Même constat pour Rendez-vous
de juillet (1949), si ce n'est que Becker pose sa caméra
dans d'autres quartiers de la capitale. On quitte le Paris populaire du 17e
arrondissement pour se recentrer sur le Paris des quais de Seine (ah, la
fameuse voiture amphibie qui passe de la rive gauche à la rive droite
!), du Quartier latin et de Notre-Dame, où vit et sort toute une
jeunesse de l'après-guerre qui découvre et fréquente les
caves de jazz de Saint-Germain-des-Prés. Dès le début du
film, Becker présente, avec une grande aisance narrative, tous ses
personnages en n'oubliant pas, pour chacun, de préciser le lieu
où ils vivent et la catégorie sociale à laquelle ils
appartiennent. Mis à part le père de Lucien (Daniel
Gélin), riche industriel qui habite un luxueux appartement, place de la
Concorde dont une vue représente le premier plan du film, les parents
des autres personnages sont de modestes commerçants (bouchers,
coiffeurs), professeurs, mères célibataires… qui habitent tous
le centre de Paris à une époque où il n'avait pas encore
été vidé de ses classes moyennes. Dès
l'introduction, on voit comment Becker se sert de la typologie urbaine pour
à la fois construire un groupe de personnages dont la proximité
géographique annonce la complicité amicale et affective tout en
soulignant déjà les divergences à venir. Il n'est pas
anodin que le personnage dominateur du groupe joué par Daniel
Gélin soit par exemple le seul qui habite un quartier bourgeois : la
place de la Concorde. Là encore, le cinéaste ne va cesser de
filmer les déplacements extérieurs de ses personnages en
décors réels : des larges avenues qui mènent au
musée de l'Homme aux ruelles du Quartier latin, dans ce Paris jeune et
bouillonnant de l'après-guerre qui semble vouloir oublier
définitivement les privations de l'Occupation.

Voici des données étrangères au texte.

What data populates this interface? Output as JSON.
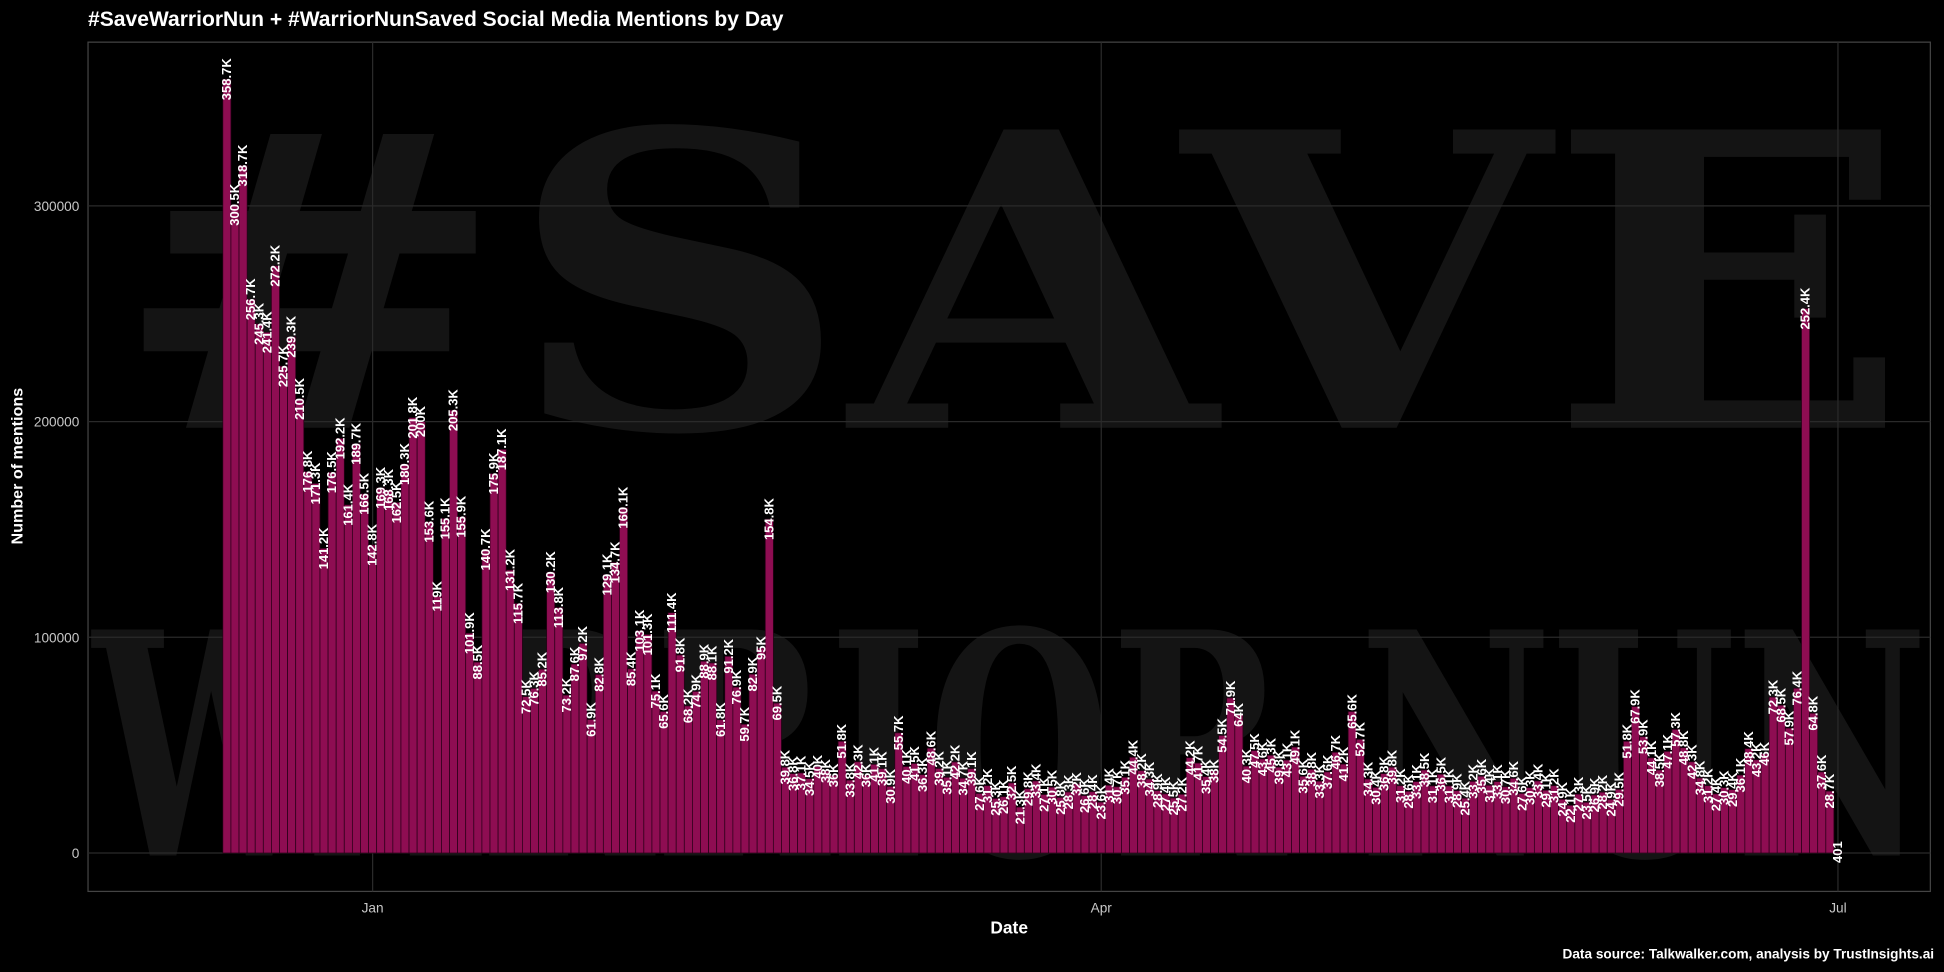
{
  "chart_data": {
    "type": "bar",
    "title": "#SaveWarriorNun + #WarriorNunSaved Social Media Mentions by Day",
    "background_text": [
      "#SAVE",
      "WARRIOR NUN"
    ],
    "x_label": "Date",
    "y_label": "Number of mentions",
    "source": "Data source: Talkwalker.com, analysis by TrustInsights.ai",
    "color": "#8e0d52",
    "grid": true,
    "ylim": [
      -17800,
      375900
    ],
    "yticks": [
      0,
      100000,
      200000,
      300000
    ],
    "categories": [
      null,
      null,
      null,
      null,
      null,
      null,
      null,
      null,
      null,
      null,
      null,
      null,
      null,
      null,
      null,
      null,
      null,
      null,
      "Jan",
      null,
      null,
      null,
      null,
      null,
      null,
      null,
      null,
      null,
      null,
      null,
      null,
      null,
      null,
      null,
      null,
      null,
      null,
      null,
      null,
      null,
      null,
      null,
      null,
      null,
      null,
      null,
      null,
      null,
      null,
      null,
      null,
      null,
      null,
      null,
      null,
      null,
      null,
      null,
      null,
      null,
      null,
      null,
      null,
      null,
      null,
      null,
      null,
      null,
      null,
      null,
      null,
      null,
      null,
      null,
      null,
      null,
      null,
      null,
      null,
      null,
      null,
      null,
      null,
      null,
      null,
      null,
      null,
      null,
      null,
      null,
      null,
      null,
      null,
      null,
      null,
      null,
      null,
      null,
      null,
      null,
      null,
      null,
      null,
      null,
      null,
      null,
      null,
      null,
      "Apr",
      null,
      null,
      null,
      null,
      null,
      null,
      null,
      null,
      null,
      null,
      null,
      null,
      null,
      null,
      null,
      null,
      null,
      null,
      null,
      null,
      null,
      null,
      null,
      null,
      null,
      null,
      null,
      null,
      null,
      null,
      null,
      null,
      null,
      null,
      null,
      null,
      null,
      null,
      null,
      null,
      null,
      null,
      null,
      null,
      null,
      null,
      null,
      null,
      null,
      null,
      null,
      null,
      null,
      null,
      null,
      null,
      null,
      null,
      null,
      null,
      null,
      null,
      null,
      null,
      null,
      null,
      null,
      null,
      null,
      null,
      null,
      null,
      null,
      null,
      null,
      null,
      null,
      null,
      null,
      null,
      null,
      null,
      null,
      null,
      null,
      null,
      null,
      null,
      null,
      null,
      "Jul"
    ],
    "values": [
      358700,
      300500,
      318700,
      256700,
      245300,
      241400,
      272200,
      225700,
      239300,
      210500,
      176800,
      171300,
      141200,
      176500,
      192200,
      161400,
      189700,
      166500,
      142800,
      169300,
      168300,
      162500,
      180300,
      201800,
      200000,
      153600,
      119000,
      155100,
      205300,
      155900,
      101900,
      88500,
      140700,
      175900,
      187100,
      131200,
      115700,
      72500,
      76300,
      85200,
      130200,
      113800,
      73200,
      87600,
      97200,
      61900,
      82800,
      129100,
      134700,
      160100,
      85400,
      103100,
      101300,
      75100,
      65600,
      111400,
      91800,
      68200,
      74900,
      88900,
      88100,
      61800,
      91200,
      76900,
      59700,
      82900,
      95000,
      154800,
      69500,
      39800,
      36800,
      37100,
      34500,
      40000,
      38000,
      36000,
      51800,
      33800,
      42300,
      36000,
      41100,
      39100,
      30900,
      55700,
      40100,
      41500,
      36300,
      48600,
      39200,
      35100,
      42200,
      34700,
      39100,
      27600,
      31200,
      25300,
      26100,
      32500,
      21300,
      29800,
      33400,
      27100,
      30500,
      25800,
      28300,
      32000,
      26600,
      28400,
      23600,
      31400,
      30700,
      35100,
      44400,
      38200,
      34300,
      28900,
      27400,
      25500,
      27200,
      44200,
      41700,
      35400,
      38000,
      54500,
      71900,
      64000,
      40300,
      47500,
      43600,
      45300,
      39800,
      43100,
      49100,
      35600,
      38800,
      33300,
      37600,
      46700,
      41200,
      65600,
      52700,
      34300,
      30400,
      36800,
      39800,
      31200,
      28600,
      33100,
      38500,
      31100,
      36500,
      31100,
      28900,
      25400,
      33200,
      35600,
      31400,
      33100,
      30700,
      34600,
      27600,
      30300,
      33400,
      29100,
      31200,
      24900,
      22100,
      27300,
      23500,
      26900,
      28200,
      24900,
      29500,
      51800,
      67900,
      53900,
      44100,
      38500,
      47100,
      57300,
      48800,
      42300,
      34800,
      31200,
      27400,
      30300,
      29400,
      36100,
      48400,
      43200,
      46000,
      72300,
      68500,
      57900,
      76400,
      252400,
      64800,
      37600,
      28700,
      401
    ],
    "value_labels": [
      "358.7K",
      "300.5K",
      "318.7K",
      "256.7K",
      "245.3K",
      "241.4K",
      "272.2K",
      "225.7K",
      "239.3K",
      "210.5K",
      "176.8K",
      "171.3K",
      "141.2K",
      "176.5K",
      "192.2K",
      "161.4K",
      "189.7K",
      "166.5K",
      "142.8K",
      "169.3K",
      "168.3K",
      "162.5K",
      "180.3K",
      "201.8K",
      "200K",
      "153.6K",
      "119K",
      "155.1K",
      "205.3K",
      "155.9K",
      "101.9K",
      "88.5K",
      "140.7K",
      "175.9K",
      "187.1K",
      "131.2K",
      "115.7K",
      "72.5K",
      "76.3K",
      "85.2K",
      "130.2K",
      "113.8K",
      "73.2K",
      "87.6K",
      "97.2K",
      "61.9K",
      "82.8K",
      "129.1K",
      "134.7K",
      "160.1K",
      "85.4K",
      "103.1K",
      "101.3K",
      "75.1K",
      "65.6K",
      "111.4K",
      "91.8K",
      "68.2K",
      "74.9K",
      "88.9K",
      "88.1K",
      "61.8K",
      "91.2K",
      "76.9K",
      "59.7K",
      "82.9K",
      "95K",
      "154.8K",
      "69.5K",
      "39.8K",
      "36.8K",
      "37.1K",
      "34.5K",
      "40K",
      "38K",
      "36K",
      "51.8K",
      "33.8K",
      "42.3K",
      "36K",
      "41.1K",
      "39.1K",
      "30.9K",
      "55.7K",
      "40.1K",
      "41.5K",
      "36.3K",
      "48.6K",
      "39.2K",
      "35.1K",
      "42.2K",
      "34.7K",
      "39.1K",
      "27.6K",
      "31.2K",
      "25.3K",
      "26.1K",
      "32.5K",
      "21.3K",
      "29.8K",
      "33.4K",
      "27.1K",
      "30.5K",
      "25.8K",
      "28.3K",
      "32K",
      "26.6K",
      "28.4K",
      "23.6K",
      "31.4K",
      "30.7K",
      "35.1K",
      "44.4K",
      "38.2K",
      "34.3K",
      "28.9K",
      "27.4K",
      "25.5K",
      "27.2K",
      "44.2K",
      "41.7K",
      "35.4K",
      "38K",
      "54.5K",
      "71.9K",
      "64K",
      "40.3K",
      "47.5K",
      "43.6K",
      "45.3K",
      "39.8K",
      "43.1K",
      "49.1K",
      "35.6K",
      "38.8K",
      "33.3K",
      "37.6K",
      "46.7K",
      "41.2K",
      "65.6K",
      "52.7K",
      "34.3K",
      "30.4K",
      "36.8K",
      "39.8K",
      "31.2K",
      "28.6K",
      "33.1K",
      "38.5K",
      "31.1K",
      "36.5K",
      "31.1K",
      "28.9K",
      "25.4K",
      "33.2K",
      "35.6K",
      "31.4K",
      "33.1K",
      "30.7K",
      "34.6K",
      "27.6K",
      "30.3K",
      "33.4K",
      "29.1K",
      "31.2K",
      "24.9K",
      "22.1K",
      "27.3K",
      "23.5K",
      "26.9K",
      "28.2K",
      "24.9K",
      "29.5K",
      "51.8K",
      "67.9K",
      "53.9K",
      "44.1K",
      "38.5K",
      "47.1K",
      "57.3K",
      "48.8K",
      "42.3K",
      "34.8K",
      "31.2K",
      "27.4K",
      "30.3K",
      "29.4K",
      "36.1K",
      "48.4K",
      "43.2K",
      "46K",
      "72.3K",
      "68.5K",
      "57.9K",
      "76.4K",
      "252.4K",
      "64.8K",
      "37.6K",
      "28.7K",
      "401"
    ]
  }
}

... à des figures de citadinsAprès ces deux films qui ancrent ses
personnages dans un Paris réaliste et plutôt populaire, Becker
change de monde et délaisse quelques peu les décors réels.
Il réalise deux délicieuses comédies mondaines.

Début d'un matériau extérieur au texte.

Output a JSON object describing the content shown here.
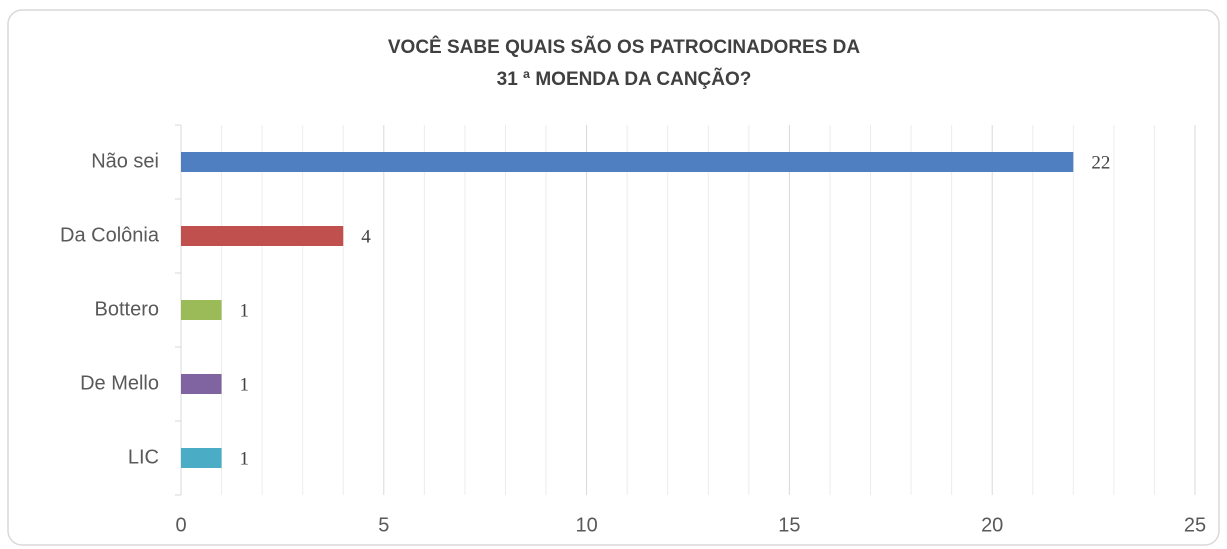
{
  "chart_data": {
    "type": "hbar",
    "title": [
      "VOCÊ SABE QUAIS SÃO OS PATROCINADORES DA",
      "31 ª MOENDA DA CANÇÃO?"
    ],
    "categories": [
      "Não sei",
      "Da Colônia",
      "Bottero",
      "De Mello",
      "LIC"
    ],
    "values": [
      22,
      4,
      1,
      1,
      1
    ],
    "colors": [
      "#4f7fc1",
      "#c0504d",
      "#9bbb59",
      "#8064a2",
      "#4bacc6"
    ],
    "xlim": [
      0,
      25
    ],
    "xticks": [
      0,
      5,
      10,
      15,
      20,
      25
    ],
    "xminorticks": [
      1,
      2,
      3,
      4,
      6,
      7,
      8,
      9,
      11,
      12,
      13,
      14,
      16,
      17,
      18,
      19,
      21,
      22,
      23,
      24
    ],
    "grid": true,
    "data_labels": true
  }
}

Edouard et Caroline (1951) d'abord,
entièrement tournée en studio, sans aucun plan extérieur,
puis Rue de l'Estrapade (1953) pour
laquelle il tourne quelques plans des beaux quartiers de la capitale (le quai
Blériot) où sont censés vivre Henri et Françoise,
le jeune couple bourgeois du film. Le titre du film (Rue de l'Estrapade) est aussi une rue
réelle du Quartier latin où se trouve la chambre de bonne dans
laquelle Françoise va habiter quelques temps pour s'éloigner d'un
mari trop volage avant de réintégrer finalement l'appartement
conjugal et plus confortable du quai Blériot. Le choix de cette rue est
lié à un souvenir personnel de la scénariste du film,
Annette Wademant, qui a effectivement habité rue de l'Estrapade quand
elle est venue vivre à Paris.
En fait, dans ces deux films, si l'inscription des personnages dans
un quartier précis de la capitale est encore importante pour
définir leur appartenance sociologique, la ville n'occupe plus une place
prépondérante à l'écran, soulignant par
là-même que ce petit monde bourgeois, dont font partie les
personnages, est étriqué, refermé sur lui-même, sans
contact avec la ville réelle.
Le retour au passé ou le Paris de la Belle EpoqueCasque d'orEntre ces deux comédies se trouve le fulgurant
Casque d'or (1952), joyau de
l'œuvre beckérienne, qui retrouve le Paris populaire mais de la fin du
XIXe siècle. Première escapade du cinéaste hors de
l'époque contemporaine qui annonce les films ultérieurs de sa
dernière période (1954 -1960) comme
Les aventures d'Arsène Lupin
(1957) ou Montparnasse 19 (1958)
qui évoquent également le passé. Pour Becker qui commence
à vieillir, c'est aussi un retour nostalgique vers un monde disparu
comme il l'explique à propos de
Casque d'or : "j'ai voulu
mettre l'équivalent des anciennes images en couleur du Petit journal
illustré qui paraissait du temps de notre enfance."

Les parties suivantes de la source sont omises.